I’m not claiming this as my idea at all, but there is a nice synergy with my recent discussion piece about the idea of Improving Access to Positive Behaviour Support if you want to take a look at that too.

It is also important to say that the proposal document has been put together quickly by a volunteer group and it does not represent the views of a particular organisation.
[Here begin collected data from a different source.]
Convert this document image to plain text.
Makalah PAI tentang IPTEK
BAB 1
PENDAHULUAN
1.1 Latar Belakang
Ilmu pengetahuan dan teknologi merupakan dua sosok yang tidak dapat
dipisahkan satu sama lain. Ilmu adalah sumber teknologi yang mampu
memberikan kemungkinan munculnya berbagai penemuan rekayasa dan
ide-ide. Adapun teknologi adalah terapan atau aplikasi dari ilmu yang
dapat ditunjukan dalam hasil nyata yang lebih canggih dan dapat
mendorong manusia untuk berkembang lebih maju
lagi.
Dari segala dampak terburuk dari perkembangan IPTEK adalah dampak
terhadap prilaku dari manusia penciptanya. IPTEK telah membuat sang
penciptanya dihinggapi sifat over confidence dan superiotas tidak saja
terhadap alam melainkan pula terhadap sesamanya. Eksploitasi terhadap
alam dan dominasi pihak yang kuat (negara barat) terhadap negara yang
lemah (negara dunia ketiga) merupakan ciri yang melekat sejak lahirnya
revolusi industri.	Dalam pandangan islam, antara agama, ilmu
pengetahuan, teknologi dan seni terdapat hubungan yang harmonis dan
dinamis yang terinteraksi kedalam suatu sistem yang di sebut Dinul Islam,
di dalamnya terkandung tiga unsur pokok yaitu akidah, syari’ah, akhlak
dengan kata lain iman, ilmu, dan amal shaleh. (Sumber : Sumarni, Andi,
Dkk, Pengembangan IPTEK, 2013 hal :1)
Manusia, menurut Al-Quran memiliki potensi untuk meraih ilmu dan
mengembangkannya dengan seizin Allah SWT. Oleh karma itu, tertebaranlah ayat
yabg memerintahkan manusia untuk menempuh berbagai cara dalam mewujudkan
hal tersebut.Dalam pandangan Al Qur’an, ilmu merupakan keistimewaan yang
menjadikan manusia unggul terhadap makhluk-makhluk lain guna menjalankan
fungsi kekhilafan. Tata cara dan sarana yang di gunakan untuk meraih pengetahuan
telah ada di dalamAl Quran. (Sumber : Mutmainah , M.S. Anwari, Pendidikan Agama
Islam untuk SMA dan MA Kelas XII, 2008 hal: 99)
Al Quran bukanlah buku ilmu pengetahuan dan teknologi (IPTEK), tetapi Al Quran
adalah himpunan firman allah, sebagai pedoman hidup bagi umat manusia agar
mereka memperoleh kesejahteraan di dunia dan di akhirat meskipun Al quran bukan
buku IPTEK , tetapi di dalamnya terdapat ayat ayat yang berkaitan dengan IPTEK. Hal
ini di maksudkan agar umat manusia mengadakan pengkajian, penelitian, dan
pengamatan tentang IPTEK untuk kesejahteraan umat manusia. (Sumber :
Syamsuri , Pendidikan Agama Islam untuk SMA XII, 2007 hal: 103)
All we are trying to do is to get the idea out there along with some thoughts we had that flesh out the idea to a reasonable level of detail. If the idea is taken up (commissioned?) by someone with power and access to funding, I think the idea of a PBS academy should belong to the ID/LD community in England and not be seen as a proposal from someone or some group in particular. Someone else might well lead the next stages of development of the Academy if it takes off.

Fingers crossed that something will happen!

There is plenty of detail that could be added to this PBS Academy proposal, and I hope that there is the chance for it to be shaped by feedback over time (because that’ll mean it might happen!) and for consultation with all stakeholders. The proposal is shared in its imperfect state in the hope it is useful and helps to provide a focus for a PART of the solution to the Winterbourne View nightmare.


In the interests of transparency, the main authors of the paper were myself and Prof David Allen but mostly because we agreed to take on that practical role. Direct feedback and ideas for the current version of the paper were also contributed by Peter Kinsey (CMG), Viv Cooper, (CbF), Prof Peter McGill (Tizard Centre), and Bob Tindall (United Response). Many other people also contributed directly or indirectly through conversations over the past few months, but they are too numerous to mention. I hope that this clarifies that the paper is an idea articulated by a number of dedicated people, but it isn’t owned by them.